The Perfect Score (2004) starring Chris Evans, Bryan Greenberg, Scarlett Johansson, Leonardo Nam, Erika Christensen, Darius Miles, Matthew Lillard, Vanessa Angel directed by Brian Robbins Movie Review

The Perfect Score (2004)   3/53/53/53/53/5

Scarlett Johansson, Leonardo Nam and Chris Evans in The Perfect Score

Half Marks

On first glance "the Perfect Score" has something a little bit John Hughes about it, 6 diverse students learn something important through the time they spend together trying to steal the SAT answer papers. But trust me this is not a patch on a John Hughes movie and in fact what could have been an intelligent drama about teen choices and doing the right thing ends up a very dumb caper movie which tries to make us laugh but rarely gets close to it. It is simply a wasted opportunity and a waste of talent as whilst Scarlett Johansson stands out it's only because she is the only one who breathes life into a generic teen character, giving her attitude which is missing from all the others.

Ever since he built a model house of lollypop sticks Kyle (Chris Evans - Not Another Teen Movie) has dreamed of becoming an architect and now as a teen he wants nothing more than to go to Cornell to study architecture. But Kyle has a problem, his SAT score isn't good enough and there is no chance of him getting better in time to reset it. Kyle is not alone as his friend Mattie (Bryan Greenberg - Bride Wars) also needs a high SAT score to go to the college he wants.
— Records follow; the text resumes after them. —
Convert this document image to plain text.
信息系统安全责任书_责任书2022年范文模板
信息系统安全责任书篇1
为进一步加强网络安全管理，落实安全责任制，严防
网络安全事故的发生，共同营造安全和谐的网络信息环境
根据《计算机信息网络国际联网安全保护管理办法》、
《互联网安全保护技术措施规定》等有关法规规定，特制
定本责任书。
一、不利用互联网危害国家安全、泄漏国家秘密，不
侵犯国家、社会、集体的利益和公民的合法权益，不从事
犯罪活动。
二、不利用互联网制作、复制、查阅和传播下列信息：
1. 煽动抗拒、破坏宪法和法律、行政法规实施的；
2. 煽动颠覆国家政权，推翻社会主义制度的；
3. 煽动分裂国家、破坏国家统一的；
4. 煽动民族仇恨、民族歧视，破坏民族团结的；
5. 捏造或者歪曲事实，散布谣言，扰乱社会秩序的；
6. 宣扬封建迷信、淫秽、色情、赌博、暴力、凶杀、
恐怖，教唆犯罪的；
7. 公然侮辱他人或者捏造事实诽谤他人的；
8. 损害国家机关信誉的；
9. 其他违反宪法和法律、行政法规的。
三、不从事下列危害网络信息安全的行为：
So together along with rebellious teen Francesca (Scarlett Johansson - Lost in Translation) and 3 others come up with a plan to break into the Princeton Testing Centre to steal the answers. But when it comes down to it will they choose to cheat or will they realise that something's are more important.

Bryan Greenberg as Matty Matthews in The Perfect Score

Now in all fairness SATs and GPA are alien concepts to me being a Brit and so whilst the set up introduces us to these 6 generic high school characters all of whom need to obtain a certain score the relevance of it probably doesn't have the same effect as for audiences in the States. The good thing is that you don't need to fully understand the mechanism of the SATs to understand "The Perfect Score" because it quickly becomes this crime caper as Kyle and his best friend Mattie decide the only way they can get a high enough score is to cheat and by cheat I mean steal the answer papers. And whilst we have Kyle and Mattie deciding stealing is better than studying we get introduced to what are really a bunch of high school stereotypes, the sporting kid whose not that bright, the over achiever with pushy parents, the rebel, the dope head they are basically all there.

Now the thing is that to try to appeal to teens "The Perfect Score" tries to be a crime caper full of jokes and mishaps. But sadly I can't think of a single intentional moment of comedy which made me laugh and much of the humour seems to be targeting younger audiences than the actual protagonists. It really smacks of desperation when in a scene where these 6 teenagers go through their plans to break in to a building that they have visions of how it is going to be and we get a seriously out of place moment of Matrix mimicry with Scarlet Johansson doing a Trinity.

But that is just part of the problem as throughout "The Perfect Score" we have elements of teenage retrospection as we learn about each of the characters from Francesca having a father who pays her no attention through to Anna having very pushy parents. But sadly it is both very cliche and also very forced and when it gets to the climax as they have to make the decision or not to cheat it becomes so moralistic that it is painful. It feels like it is trying to be John Hughes's "The Breakfast Club" as each of these characters make friends and grow up through their time together but lacks his masterful touch.

As for the acting well there is some talent in this movie both Chris Evans and Bryan Greenberg are good young actors yet they come across as painfully wooden because their characters are so under written. And that is a fault with all the characters with the exception of Francesca because Scarlet Johansson manages to breathe life into her. She maybe the stereotypical rebellious character but she is feisty and opinionated which makes her stand out against all the other 2 dimensional characters.

What this all boils down to is that "The Perfect Score" could have been a good movie but it wasn't. It's not that it is terrible just very forced and very forgettable as it tries to bring a touch of John Hughes teen drama to a new generation but never succeeds.